À présent que le pétrole a perdu sa position prédominante, l’énergie éolienne peut prétendre à une nouvelle vogue. On s’est aperçu que l’exploitation de l’énergie du vent recelait des possibilités bien supérieures à ce que l’on croyait, d’où le regain d’intérêt actuel pour les aérogénérateurs. Un chercheur de l’université de Californie a publié dans un récent rapport l’affirmation que le vent pourrait satisfaire à lui seul 20 fois tous les besoins énergétiques du globe. Même aux États-Unis, si l’on exploitait pleinement les ressources du vent, celui-ci pourrait déjà fournir 75 pour cent de l’énergie nécessaire à l’heure actuelle. Nombreuses sont les régions où l’énergie d’origine éolienne soutiendrait quantitativement la comparaison avec celle du soleil.
Il existe une grande variété d’éoliennes. Mentionnons le modèle à deux ou trois pales montées sur un axe horizontal au sommet d’un pylône. C’est avec ce dispositif, dont les pales atteignent 19 mètres, que l’on peut produire jusqu’à 200 kilowatts, soit suffisamment pour un sixième des 1 300 foyers de Clayton (États-Unis), lorsque le vent souffle, ce qui est presque toujours le cas. En 1978, cette énergie coûtait trois fois plus cher que celle du pétrole. On espère cependant la rendre compétitive grâce à l’utilisation d’éoliennes géantes et à leur fabrication en série, sans compter que le prix du pétrole monte.
D’une région à l’autre, les modèles expérimentés sont assez semblables. Le plus grand aérogénérateur construit pour l’instant se trouve sur le sommet d’une montagne, près de Boone, aux États-Unis. Il produit 2 mégawatts. Une société privée envisage la construction d’un parc d’éoliennes géantes dans un col battu par les vents, au centre de la Californie. Si l’entreprise s’avère financièrement rentable, elle s’étendra à des centaines d’autres sites qui s’y prêtent.

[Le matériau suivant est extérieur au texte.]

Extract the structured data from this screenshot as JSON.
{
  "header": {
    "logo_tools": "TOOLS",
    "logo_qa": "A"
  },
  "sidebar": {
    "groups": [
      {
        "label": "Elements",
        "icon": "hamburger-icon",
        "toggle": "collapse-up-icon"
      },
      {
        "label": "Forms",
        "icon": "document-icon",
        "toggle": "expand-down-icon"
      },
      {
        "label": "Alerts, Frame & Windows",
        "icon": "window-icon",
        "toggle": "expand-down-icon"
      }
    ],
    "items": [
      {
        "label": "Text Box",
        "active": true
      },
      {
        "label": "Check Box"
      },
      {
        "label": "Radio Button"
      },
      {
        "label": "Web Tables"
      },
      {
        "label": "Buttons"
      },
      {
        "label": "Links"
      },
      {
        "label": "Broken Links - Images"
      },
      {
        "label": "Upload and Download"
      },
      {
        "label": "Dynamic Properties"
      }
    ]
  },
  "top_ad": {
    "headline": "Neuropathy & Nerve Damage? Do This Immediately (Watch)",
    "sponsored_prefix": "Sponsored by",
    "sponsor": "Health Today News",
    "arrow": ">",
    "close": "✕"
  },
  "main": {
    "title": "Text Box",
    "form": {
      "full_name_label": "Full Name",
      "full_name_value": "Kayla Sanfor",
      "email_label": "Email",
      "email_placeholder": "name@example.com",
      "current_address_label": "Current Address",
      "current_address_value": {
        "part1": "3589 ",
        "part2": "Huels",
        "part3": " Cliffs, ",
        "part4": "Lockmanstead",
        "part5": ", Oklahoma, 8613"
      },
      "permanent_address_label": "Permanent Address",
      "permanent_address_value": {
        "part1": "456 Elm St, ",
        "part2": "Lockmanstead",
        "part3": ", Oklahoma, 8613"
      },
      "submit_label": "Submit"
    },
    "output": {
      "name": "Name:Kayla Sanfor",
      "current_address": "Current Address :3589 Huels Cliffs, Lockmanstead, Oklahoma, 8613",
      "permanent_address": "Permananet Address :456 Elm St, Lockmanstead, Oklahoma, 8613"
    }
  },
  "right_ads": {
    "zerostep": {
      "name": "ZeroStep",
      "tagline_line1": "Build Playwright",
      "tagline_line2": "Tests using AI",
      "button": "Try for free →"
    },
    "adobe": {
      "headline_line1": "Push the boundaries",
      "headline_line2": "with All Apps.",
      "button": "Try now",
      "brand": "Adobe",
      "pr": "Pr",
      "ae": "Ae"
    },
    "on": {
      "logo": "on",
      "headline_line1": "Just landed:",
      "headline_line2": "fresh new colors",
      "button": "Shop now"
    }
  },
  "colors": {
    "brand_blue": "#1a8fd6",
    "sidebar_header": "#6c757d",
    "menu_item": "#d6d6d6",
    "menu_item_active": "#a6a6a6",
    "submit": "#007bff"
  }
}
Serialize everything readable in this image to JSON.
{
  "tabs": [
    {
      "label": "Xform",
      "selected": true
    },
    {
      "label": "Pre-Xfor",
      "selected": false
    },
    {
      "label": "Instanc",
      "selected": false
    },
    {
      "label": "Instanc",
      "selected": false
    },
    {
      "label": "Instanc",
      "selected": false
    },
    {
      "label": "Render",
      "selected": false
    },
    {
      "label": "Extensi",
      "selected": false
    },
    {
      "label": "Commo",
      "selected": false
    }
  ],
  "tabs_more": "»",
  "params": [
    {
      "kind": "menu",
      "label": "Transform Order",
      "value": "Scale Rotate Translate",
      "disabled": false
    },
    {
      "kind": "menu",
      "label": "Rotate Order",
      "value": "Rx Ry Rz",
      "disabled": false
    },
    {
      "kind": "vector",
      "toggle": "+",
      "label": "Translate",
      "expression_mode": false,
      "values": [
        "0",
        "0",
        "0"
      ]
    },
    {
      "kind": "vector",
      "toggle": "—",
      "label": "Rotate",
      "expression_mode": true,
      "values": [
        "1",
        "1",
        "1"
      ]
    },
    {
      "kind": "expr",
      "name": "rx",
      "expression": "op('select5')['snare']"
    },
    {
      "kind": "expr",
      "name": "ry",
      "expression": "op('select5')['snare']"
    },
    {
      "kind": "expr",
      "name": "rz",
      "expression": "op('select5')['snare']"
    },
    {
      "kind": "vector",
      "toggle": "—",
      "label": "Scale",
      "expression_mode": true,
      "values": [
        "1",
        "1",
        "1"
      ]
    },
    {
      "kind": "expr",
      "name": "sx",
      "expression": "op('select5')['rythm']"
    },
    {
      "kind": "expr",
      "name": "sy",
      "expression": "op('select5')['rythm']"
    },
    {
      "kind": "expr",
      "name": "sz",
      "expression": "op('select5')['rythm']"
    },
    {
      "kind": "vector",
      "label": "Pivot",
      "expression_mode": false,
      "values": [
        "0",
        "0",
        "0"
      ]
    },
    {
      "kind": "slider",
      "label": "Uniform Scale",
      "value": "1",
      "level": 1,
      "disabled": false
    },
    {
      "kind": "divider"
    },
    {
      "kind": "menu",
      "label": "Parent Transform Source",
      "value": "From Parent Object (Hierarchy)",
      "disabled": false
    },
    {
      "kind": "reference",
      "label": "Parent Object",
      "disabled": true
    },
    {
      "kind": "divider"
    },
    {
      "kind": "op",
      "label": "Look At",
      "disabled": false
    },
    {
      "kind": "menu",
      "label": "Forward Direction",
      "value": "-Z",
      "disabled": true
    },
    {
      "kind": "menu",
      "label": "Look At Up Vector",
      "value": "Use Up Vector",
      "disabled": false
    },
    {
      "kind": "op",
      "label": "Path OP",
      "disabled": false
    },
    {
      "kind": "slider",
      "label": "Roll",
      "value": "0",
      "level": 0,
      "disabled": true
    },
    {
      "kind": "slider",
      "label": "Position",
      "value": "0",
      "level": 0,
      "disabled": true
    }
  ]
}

Il existe aussi un modèle d’éolienne à axe vertical et dont les ailes incurvées évoquent un gigantesque batteur à œufs. Cette éolienne n’a pas besoin d’être tournée au vent. Comme les autres modèles, elle fonctionne dès que le vent atteint 13 kilomètres à l’heure. On peut l’arrêter quand le vent est trop violent, afin d’éviter des dégâts.
Un aérogénérateur plus insolite comprend une tour cylindrique fixe entourée d’ailerons verticaux. On ouvre à un certain angle ceux qui se trouvent dans la direction du vent et l’on ferme les autres. Le vent qui s’engouffre dans la tour prend un mouvement spiralé vers le haut, comme une tornade miniature. L’air est aspiré vers le centre, où règne une pression plus basse, et passe dans un rotor qui tourne à grande vitesse.
On a inventé bien d’autres dispositifs, et toute idée innovatrice pour convertir l’énergie éolienne en électricité est la bienvenue. Nul ne peut dire quel modèle fournira en définitive l’énergie la moins chère. Pour l’instant, les recherches se poursuivent, et les aérogénérateurs rivalisent d’ingéniosité.
Quand on compare diverses sources d’énergie, il ne faut pas manquer de prendre en compte le facteur esthétique. Si un moulin à vent çà et là jette une note pittoresque dans le paysage, de longues rangées d’éoliennes le dépareraient sûrement. On peut également s’interroger sur l’effet qu’elles auraient sur la réception d’images télévisées.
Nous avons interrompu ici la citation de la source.